By the people, for the people
Wherever Ai is discussed, what has been termed “AI anxiety” is very real. But research by Gartner indicates that fears – particularly those about job loss – are dispelled when people actually use the technology. “Once people are actually exposed to AI and asked to make use of it, their concern about job loss drops significantly – from around 60% to just 14%,” Gartner VP analyst Svetlana Sicular told a conference in July.
“Most people still don’t understand what AI entails. They see it as a science fiction concept or through the lens of sensationalist media stories,” she continued. “The truth is that AI is complex, and its ethical and technical nuances are not widely understood.”
She argued that if more people viewed AI as a collaborative tool for enhancing efficiency rather than something that can deliver perfection, we could move closer to achieving the technology’s true potential and reducing people’s fears.
Giving people the chance to experience something does generally improve their understanding of it. Giving them the chance to shape how they experience it would surely improve both trust and the quality of work – a point that leads us to the missing link in much of the conversation around AI regulation. In short, what about the workers?

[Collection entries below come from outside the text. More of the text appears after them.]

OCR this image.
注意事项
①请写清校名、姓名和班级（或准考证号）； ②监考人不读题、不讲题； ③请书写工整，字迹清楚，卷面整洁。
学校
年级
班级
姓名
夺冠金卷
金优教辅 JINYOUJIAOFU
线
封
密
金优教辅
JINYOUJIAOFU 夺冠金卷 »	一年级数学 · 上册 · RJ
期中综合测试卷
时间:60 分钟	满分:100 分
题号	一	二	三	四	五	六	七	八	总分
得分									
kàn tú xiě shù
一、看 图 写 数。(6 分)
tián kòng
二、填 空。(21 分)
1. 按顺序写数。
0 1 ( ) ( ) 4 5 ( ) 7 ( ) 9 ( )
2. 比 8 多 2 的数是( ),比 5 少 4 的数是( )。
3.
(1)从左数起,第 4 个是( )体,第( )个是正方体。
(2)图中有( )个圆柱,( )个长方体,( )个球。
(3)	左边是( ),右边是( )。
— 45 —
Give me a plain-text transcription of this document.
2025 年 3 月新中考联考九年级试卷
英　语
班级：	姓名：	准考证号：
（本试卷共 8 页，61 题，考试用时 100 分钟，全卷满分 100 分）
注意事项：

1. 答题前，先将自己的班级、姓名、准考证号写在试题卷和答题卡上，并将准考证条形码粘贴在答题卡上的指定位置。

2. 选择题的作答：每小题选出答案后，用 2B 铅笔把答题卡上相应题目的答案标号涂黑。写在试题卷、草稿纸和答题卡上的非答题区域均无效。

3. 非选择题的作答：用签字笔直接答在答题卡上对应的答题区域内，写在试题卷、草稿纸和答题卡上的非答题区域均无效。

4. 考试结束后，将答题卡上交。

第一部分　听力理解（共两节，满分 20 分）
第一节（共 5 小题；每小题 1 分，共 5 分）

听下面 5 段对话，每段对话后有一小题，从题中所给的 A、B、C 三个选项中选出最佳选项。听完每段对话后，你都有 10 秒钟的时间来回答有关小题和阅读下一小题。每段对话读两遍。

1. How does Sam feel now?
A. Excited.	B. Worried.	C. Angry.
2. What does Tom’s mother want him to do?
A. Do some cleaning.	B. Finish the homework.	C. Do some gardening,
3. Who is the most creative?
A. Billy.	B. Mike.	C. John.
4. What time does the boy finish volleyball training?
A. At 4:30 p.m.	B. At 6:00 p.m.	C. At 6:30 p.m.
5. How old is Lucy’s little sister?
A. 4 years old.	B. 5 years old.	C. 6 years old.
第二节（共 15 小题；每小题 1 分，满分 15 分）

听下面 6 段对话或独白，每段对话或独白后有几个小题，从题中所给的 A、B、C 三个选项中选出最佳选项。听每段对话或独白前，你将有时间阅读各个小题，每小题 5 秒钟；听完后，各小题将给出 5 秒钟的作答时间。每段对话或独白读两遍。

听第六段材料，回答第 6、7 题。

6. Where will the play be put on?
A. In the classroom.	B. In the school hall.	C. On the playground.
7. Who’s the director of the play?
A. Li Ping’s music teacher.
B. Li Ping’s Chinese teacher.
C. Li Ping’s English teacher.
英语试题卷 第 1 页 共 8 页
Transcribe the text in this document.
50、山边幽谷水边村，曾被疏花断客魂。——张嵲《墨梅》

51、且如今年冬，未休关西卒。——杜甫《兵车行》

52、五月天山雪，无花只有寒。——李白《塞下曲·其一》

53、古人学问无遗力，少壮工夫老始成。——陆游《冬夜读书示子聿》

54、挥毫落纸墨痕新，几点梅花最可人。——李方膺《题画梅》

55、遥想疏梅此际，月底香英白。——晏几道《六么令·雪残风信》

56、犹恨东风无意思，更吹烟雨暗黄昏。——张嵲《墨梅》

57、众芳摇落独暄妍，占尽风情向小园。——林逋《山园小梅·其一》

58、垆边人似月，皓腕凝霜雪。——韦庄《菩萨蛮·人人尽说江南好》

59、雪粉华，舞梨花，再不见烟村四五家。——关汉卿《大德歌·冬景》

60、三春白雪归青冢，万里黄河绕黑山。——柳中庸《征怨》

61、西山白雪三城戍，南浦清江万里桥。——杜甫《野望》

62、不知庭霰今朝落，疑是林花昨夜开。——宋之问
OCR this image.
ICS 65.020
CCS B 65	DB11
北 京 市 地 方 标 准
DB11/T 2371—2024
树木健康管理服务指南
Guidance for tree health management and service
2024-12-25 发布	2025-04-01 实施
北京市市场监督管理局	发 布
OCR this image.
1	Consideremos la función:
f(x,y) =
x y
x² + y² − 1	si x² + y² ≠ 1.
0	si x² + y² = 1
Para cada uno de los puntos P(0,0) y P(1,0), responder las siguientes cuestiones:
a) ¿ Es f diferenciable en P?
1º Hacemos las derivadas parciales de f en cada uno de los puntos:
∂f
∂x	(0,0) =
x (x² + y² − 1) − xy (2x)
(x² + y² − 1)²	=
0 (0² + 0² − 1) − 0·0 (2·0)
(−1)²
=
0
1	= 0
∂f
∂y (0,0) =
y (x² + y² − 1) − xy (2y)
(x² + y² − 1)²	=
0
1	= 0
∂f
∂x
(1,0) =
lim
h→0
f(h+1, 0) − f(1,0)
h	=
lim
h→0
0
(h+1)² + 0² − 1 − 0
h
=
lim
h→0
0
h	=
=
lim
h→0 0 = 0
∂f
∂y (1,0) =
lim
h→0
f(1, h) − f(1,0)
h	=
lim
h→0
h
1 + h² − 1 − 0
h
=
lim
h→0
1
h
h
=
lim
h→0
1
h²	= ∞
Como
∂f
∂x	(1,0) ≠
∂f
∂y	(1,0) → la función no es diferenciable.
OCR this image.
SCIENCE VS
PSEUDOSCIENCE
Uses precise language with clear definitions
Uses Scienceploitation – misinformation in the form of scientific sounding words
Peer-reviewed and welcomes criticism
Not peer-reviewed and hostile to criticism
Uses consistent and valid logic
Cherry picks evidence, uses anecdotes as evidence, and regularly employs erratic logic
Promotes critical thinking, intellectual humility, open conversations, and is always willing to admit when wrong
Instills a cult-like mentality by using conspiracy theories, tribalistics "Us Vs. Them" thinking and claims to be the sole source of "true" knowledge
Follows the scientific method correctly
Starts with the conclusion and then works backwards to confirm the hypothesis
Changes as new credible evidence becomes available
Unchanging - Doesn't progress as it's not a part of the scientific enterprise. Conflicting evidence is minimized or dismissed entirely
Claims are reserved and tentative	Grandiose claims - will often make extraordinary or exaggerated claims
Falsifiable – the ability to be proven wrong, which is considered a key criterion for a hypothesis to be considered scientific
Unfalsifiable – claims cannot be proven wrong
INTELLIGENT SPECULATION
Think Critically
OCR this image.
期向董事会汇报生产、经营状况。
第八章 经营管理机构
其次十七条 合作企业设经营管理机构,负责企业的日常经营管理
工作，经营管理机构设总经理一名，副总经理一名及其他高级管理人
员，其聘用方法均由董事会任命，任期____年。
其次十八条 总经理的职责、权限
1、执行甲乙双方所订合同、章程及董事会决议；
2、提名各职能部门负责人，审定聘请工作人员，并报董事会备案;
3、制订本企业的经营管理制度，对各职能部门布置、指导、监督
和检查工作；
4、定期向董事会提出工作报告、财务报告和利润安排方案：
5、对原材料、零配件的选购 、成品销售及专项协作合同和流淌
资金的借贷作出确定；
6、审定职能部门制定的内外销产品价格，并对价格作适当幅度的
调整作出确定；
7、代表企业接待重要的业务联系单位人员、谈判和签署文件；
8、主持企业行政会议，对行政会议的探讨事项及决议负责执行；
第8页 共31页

Much of the conversation about AI development, and tech development in general, is driven by tech companies, a handful of powerful tech billionaires, and governments. The people who will be using the tech, and who will be affected the most by it, rarely get any input. And that is a model that is being challenged.
Photo: Mario Tama/Getty Images
The Centre for International Governance Innovation (CIGI) recently published an article entitled We Need a Worker-Centric Approach to AI Policy. In it, CIGI argued that “We need to change our traditional approach to policy making, which typically relies on industry and government experts to draft sector-specific and tech-friendly policies, followed by periods of public feedback that have little impact.” And it pointed to the Biden administration’s “worker-centered” strategy as evidence of this approach being put into practice.
What that policy does is recognize that “that policies benefiting people as consumers should not undermine them as workers.” That is significant, not only because of the implicit assertion that the people who do the work are well-placed to develop policy on how work is done, but also for its recognition that people have multiple identities.
Much has been made of the balance between agile innovation and careful regulation, but this balance isn’t peculiar to AI – it’s something regulators grapple with wherever regulation exists. Those warning against stifling development in the tech sphere can too easily sound as if they are arguing to be left to do exactly as they want.
Getting the regulation of AI right is important for us as a species, and for the societies we live in, but also for restoring faith in a sector that is gaining an increasingly poor reputation. That isn’t only due to some of the ideas propagated by billionaire tech bros such as Marc Andreessen and Elon Musk, but also to recent findings about how some of the biggest firms have acted in terms of competition and respect for individual privacy.
As Ezra Klein concluded late last year in a New York Times op-ed on technology’s battle of ideas: “Trust is the most essential technology of all.”